Seeking the Red Meat!


God’s Power Principle For Today:  My grace is sufficient for you, for my power is made perfect in Weakness. “Therefore I will boast all the more gladly about my weakness, so that Christ’s power is made perfect in weakness.”  2 Cor. 12:9-10

Hey Gang:  I keep looking for someone who will sit down with me and put some red meat around some of those big biblical terms such as sanctification, justification and glorification.  I have read definitions of each but, for some reason, when I come across these words it is like entering a "fog bank."  In my hillbilly bringing-up years I do not recall many words that were more than five or six letters and must admit that I am intimidated when I run into big words that other people seem to understand. 

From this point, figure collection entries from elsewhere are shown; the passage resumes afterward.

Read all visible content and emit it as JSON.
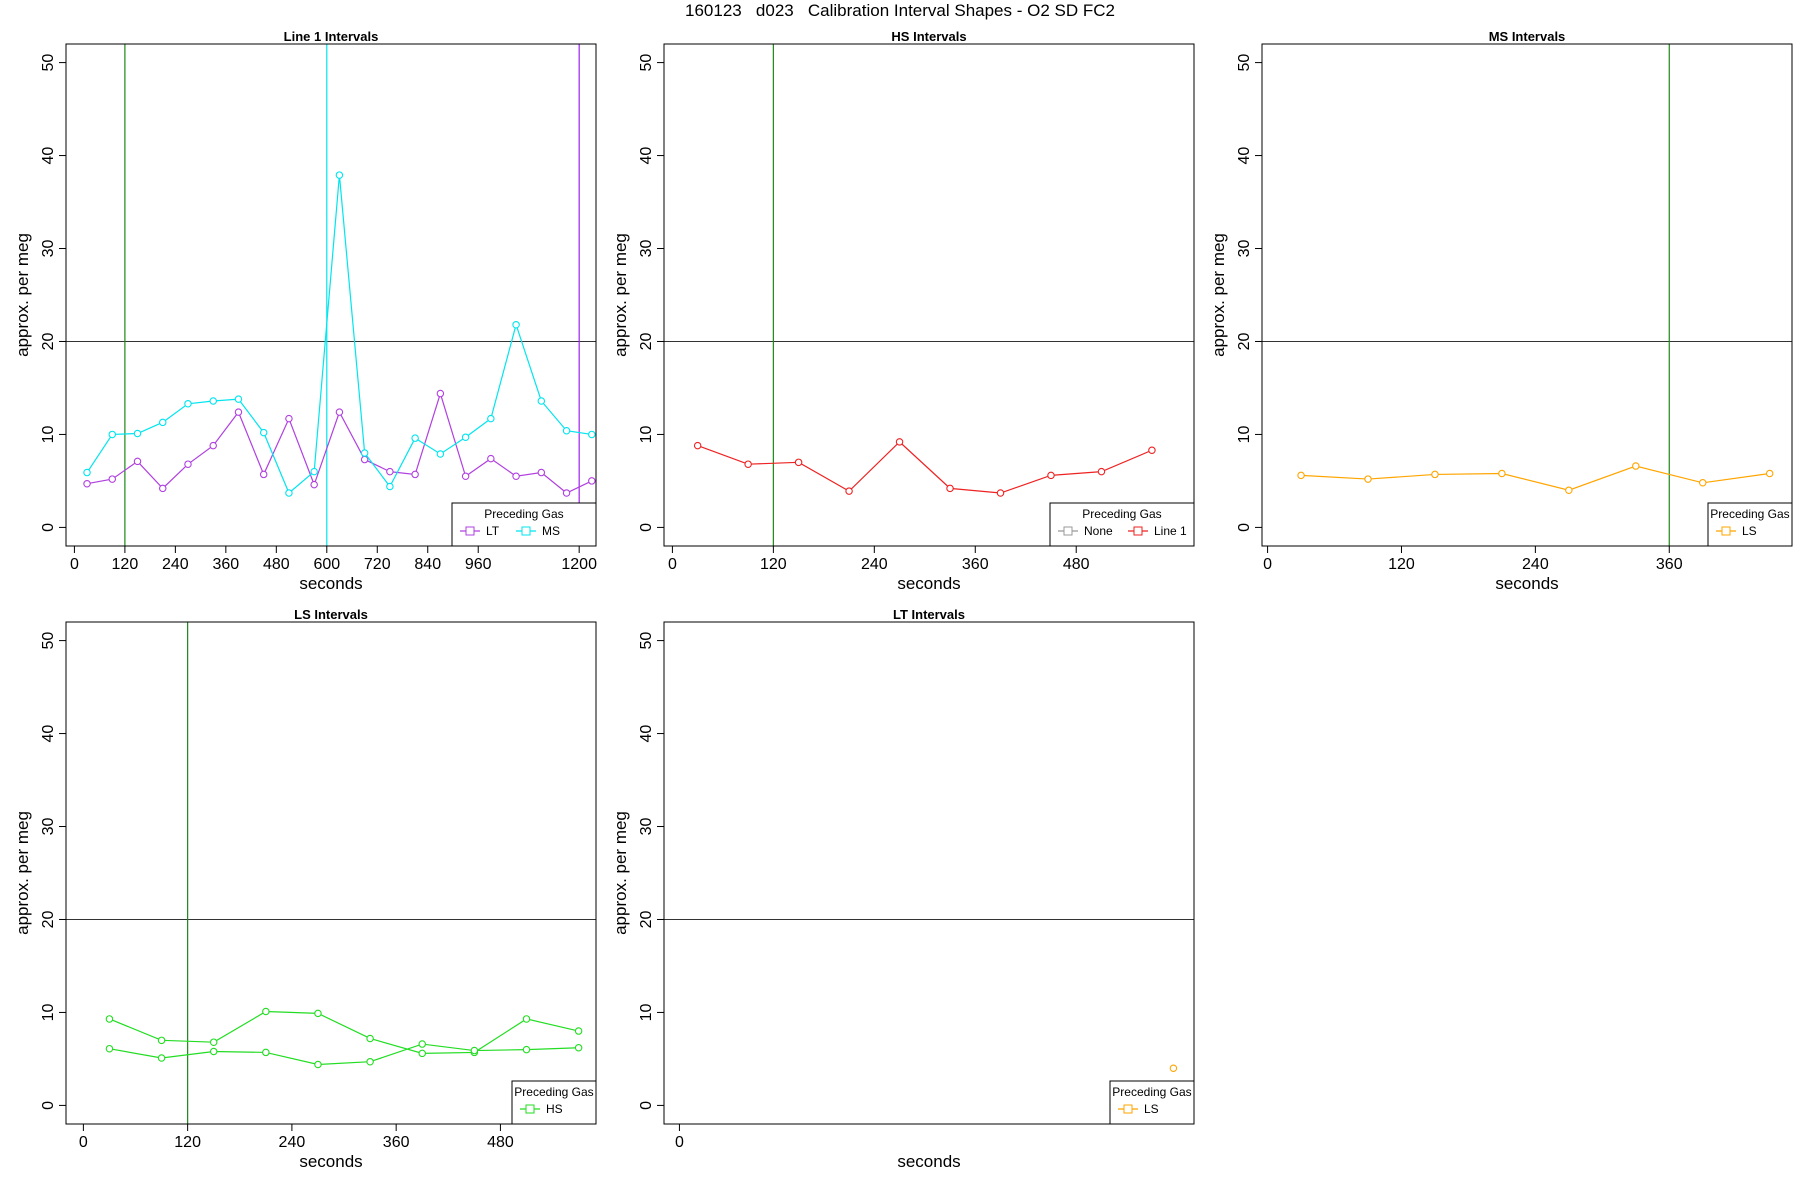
{
  "page_title": "160123   d023   Calibration Interval Shapes - O2 SD FC2",
  "chart_data": [
    {
      "type": "line",
      "title": "Line 1 Intervals",
      "xlabel": "seconds",
      "ylabel": "approx. per meg",
      "xlim": [
        -20,
        1240
      ],
      "ylim": [
        -2,
        52
      ],
      "xticks": [
        0,
        120,
        240,
        360,
        480,
        600,
        720,
        840,
        960,
        1200
      ],
      "yticks": [
        0,
        10,
        20,
        30,
        40,
        50
      ],
      "hline": 20,
      "vlines": [
        {
          "x": 120,
          "color": "#1a8a1a"
        },
        {
          "x": 600,
          "color": "#00e5ee"
        },
        {
          "x": 1200,
          "color": "#a020f0"
        }
      ],
      "legend": {
        "title": "Preceding Gas",
        "entries": [
          {
            "label": "LT",
            "color": "#b040e0"
          },
          {
            "label": "MS",
            "color": "#00e5ee"
          }
        ],
        "position": "bottom-right"
      },
      "series": [
        {
          "name": "LT",
          "color": "#b040e0",
          "x": [
            30,
            90,
            150,
            210,
            270,
            330,
            390,
            450,
            510,
            570,
            630,
            690,
            750,
            810,
            870,
            930,
            990,
            1050,
            1110,
            1170,
            1230
          ],
          "values": [
            4.7,
            5.2,
            7.1,
            4.2,
            6.8,
            8.8,
            12.4,
            5.7,
            11.7,
            4.6,
            12.4,
            7.3,
            6.0,
            5.7,
            14.4,
            5.5,
            7.4,
            5.5,
            5.9,
            3.7,
            5.0
          ]
        },
        {
          "name": "MS",
          "color": "#00e5ee",
          "x": [
            30,
            90,
            150,
            210,
            270,
            330,
            390,
            450,
            510,
            570,
            630,
            690,
            750,
            810,
            870,
            930,
            990,
            1050,
            1110,
            1170,
            1230
          ],
          "values": [
            5.9,
            10.0,
            10.1,
            11.3,
            13.3,
            13.6,
            13.8,
            10.2,
            3.7,
            6.0,
            37.9,
            8.0,
            4.4,
            9.6,
            7.9,
            9.7,
            11.7,
            21.8,
            13.6,
            10.4,
            10.0
          ]
        }
      ]
    },
    {
      "type": "line",
      "title": "HS Intervals",
      "xlabel": "seconds",
      "ylabel": "approx. per meg",
      "xlim": [
        -10,
        620
      ],
      "ylim": [
        -2,
        52
      ],
      "xticks": [
        0,
        120,
        240,
        360,
        480
      ],
      "yticks": [
        0,
        10,
        20,
        30,
        40,
        50
      ],
      "hline": 20,
      "vlines": [
        {
          "x": 120,
          "color": "#1a8a1a"
        }
      ],
      "legend": {
        "title": "Preceding Gas",
        "entries": [
          {
            "label": "None",
            "color": "#999999"
          },
          {
            "label": "Line 1",
            "color": "#ee2222"
          }
        ],
        "position": "bottom-right"
      },
      "series": [
        {
          "name": "Line 1",
          "color": "#ee2222",
          "x": [
            30,
            90,
            150,
            210,
            270,
            330,
            390,
            450,
            510,
            570
          ],
          "values": [
            8.8,
            6.8,
            7.0,
            3.9,
            9.2,
            4.2,
            3.7,
            5.6,
            6.0,
            8.3
          ]
        }
      ]
    },
    {
      "type": "line",
      "title": "MS Intervals",
      "xlabel": "seconds",
      "ylabel": "approx. per meg",
      "xlim": [
        -5,
        470
      ],
      "ylim": [
        -2,
        52
      ],
      "xticks": [
        0,
        120,
        240,
        360
      ],
      "yticks": [
        0,
        10,
        20,
        30,
        40,
        50
      ],
      "hline": 20,
      "vlines": [
        {
          "x": 360,
          "color": "#1a8a1a"
        }
      ],
      "legend": {
        "title": "Preceding Gas",
        "entries": [
          {
            "label": "LS",
            "color": "#ffa500"
          }
        ],
        "position": "bottom-right"
      },
      "series": [
        {
          "name": "LS",
          "color": "#ffa500",
          "x": [
            30,
            90,
            150,
            210,
            270,
            330,
            390,
            450
          ],
          "values": [
            5.6,
            5.2,
            5.7,
            5.8,
            4.0,
            6.6,
            4.8,
            5.8
          ]
        }
      ]
    },
    {
      "type": "line",
      "title": "LS Intervals",
      "xlabel": "seconds",
      "ylabel": "approx. per meg",
      "xlim": [
        -20,
        590
      ],
      "ylim": [
        -2,
        52
      ],
      "xticks": [
        0,
        120,
        240,
        360,
        480
      ],
      "yticks": [
        0,
        10,
        20,
        30,
        40,
        50
      ],
      "hline": 20,
      "vlines": [
        {
          "x": 120,
          "color": "#1a8a1a"
        }
      ],
      "legend": {
        "title": "Preceding Gas",
        "entries": [
          {
            "label": "HS",
            "color": "#22dd22"
          }
        ],
        "position": "bottom-right"
      },
      "series": [
        {
          "name": "HS",
          "color": "#22dd22",
          "x": [
            30,
            90,
            150,
            210,
            270,
            330,
            390,
            450,
            510,
            570
          ],
          "values": [
            9.3,
            7.0,
            6.8,
            10.1,
            9.9,
            7.2,
            5.6,
            5.7,
            9.3,
            8.0
          ]
        },
        {
          "name": "HS",
          "color": "#22dd22",
          "x": [
            30,
            90,
            150,
            210,
            270,
            330,
            390,
            450,
            510,
            570
          ],
          "values": [
            6.1,
            5.1,
            5.8,
            5.7,
            4.4,
            4.7,
            6.6,
            5.9,
            6.0,
            6.2
          ]
        }
      ]
    },
    {
      "type": "line",
      "title": "LT Intervals",
      "xlabel": "seconds",
      "ylabel": "approx. per meg",
      "xlim": [
        -3,
        100
      ],
      "ylim": [
        -2,
        52
      ],
      "xticks": [
        0
      ],
      "yticks": [
        0,
        10,
        20,
        30,
        40,
        50
      ],
      "hline": 20,
      "vlines": [],
      "legend": {
        "title": "Preceding Gas",
        "entries": [
          {
            "label": "LS",
            "color": "#ffa500"
          }
        ],
        "position": "bottom-right"
      },
      "series": [
        {
          "name": "LS",
          "color": "#ffa500",
          "x": [
            96
          ],
          "values": [
            4.0
          ]
        }
      ]
    }
  ]
}
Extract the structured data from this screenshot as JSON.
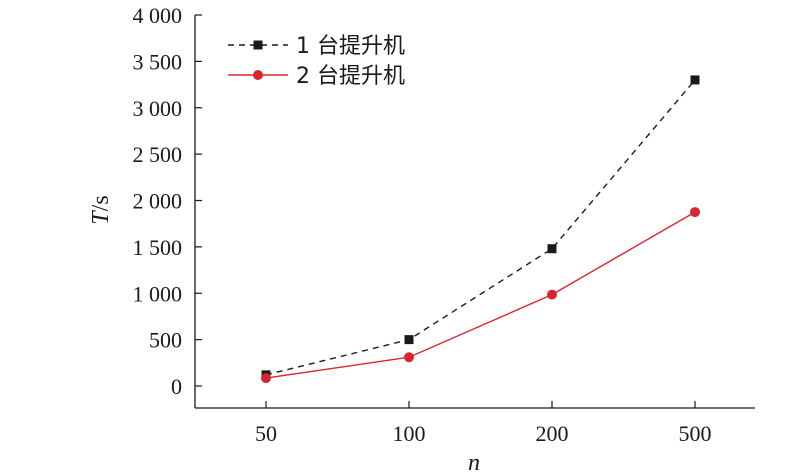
{
  "chart_data": {
    "type": "line",
    "categories": [
      "50",
      "100",
      "200",
      "500"
    ],
    "series": [
      {
        "name": "1 台提升机",
        "values": [
          120,
          500,
          1480,
          3300
        ],
        "color": "#1a1a1a",
        "line_style": "dashed",
        "marker": "square"
      },
      {
        "name": "2 台提升机",
        "values": [
          85,
          310,
          985,
          1875
        ],
        "color": "#d9252f",
        "line_style": "solid",
        "marker": "circle"
      }
    ],
    "xlabel": "n",
    "ylabel_symbol": "T",
    "ylabel_unit": "/s",
    "ylim": [
      0,
      4000
    ],
    "yticks": [
      0,
      500,
      1000,
      1500,
      2000,
      2500,
      3000,
      3500,
      4000
    ],
    "ytick_labels": [
      "0",
      "500",
      "1 000",
      "1 500",
      "2 000",
      "2 500",
      "3 000",
      "3 500",
      "4 000"
    ],
    "grid": false,
    "legend_position": "top-left"
  }
}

As a little squeezer I frequently heard the word grace.   I really did not comprehend the true meaning of the word until I ran across the good news that it meant "God's unmerited favor".  Let me give you an example of grace.   While exulted ruler of Eagle Village, the staff felt they needed some sort of point system to help keep the kids in line and on track.  In my tenure of forty plus years in the child care treatment industry I never found a point system that was positive and, therefore, beneficial over the long haul.   One might say I had a great distain for such systems. 

Each week I would walk through the houses, when no one was there, to 
check the graphs that determined where the youngster was in the program. When I found a youngster floundering with an abundance of negative points, I would draw a line through the total and write “forgiven”. 

It certainly did not make the staff happy.  My question to them was two-fold: if the youngsters realized that grace had been applied to his case and he put his life together, would that not be the purpose of the program?  I also asked, if he does not change, how long would it be until he could pile more points? Most agreed that a happy contented child was much easier to deal with and our job was to encourage not to discourage. 

I must admit, I developed the Head, Hands and Heart Program so that I could bury the point programs once and for all.  I felt that it was a program that recognizes the strengths of the child and builds on a change from within.  God’s grace is indeed sufficient.

Sooo, my young friends, what is the reading on your Grace meter?  Where are you in God's program of Head, Hands and Heart? How much Grace do you offer others?  Jesus said in the same measure you apply grace to those around you, I will apply to you.  Whoopie
!
Blessings,

Gramps

P.S.  An old Dutchman said "The higher a man gets in divine grace, the lower he will be in his own esteem.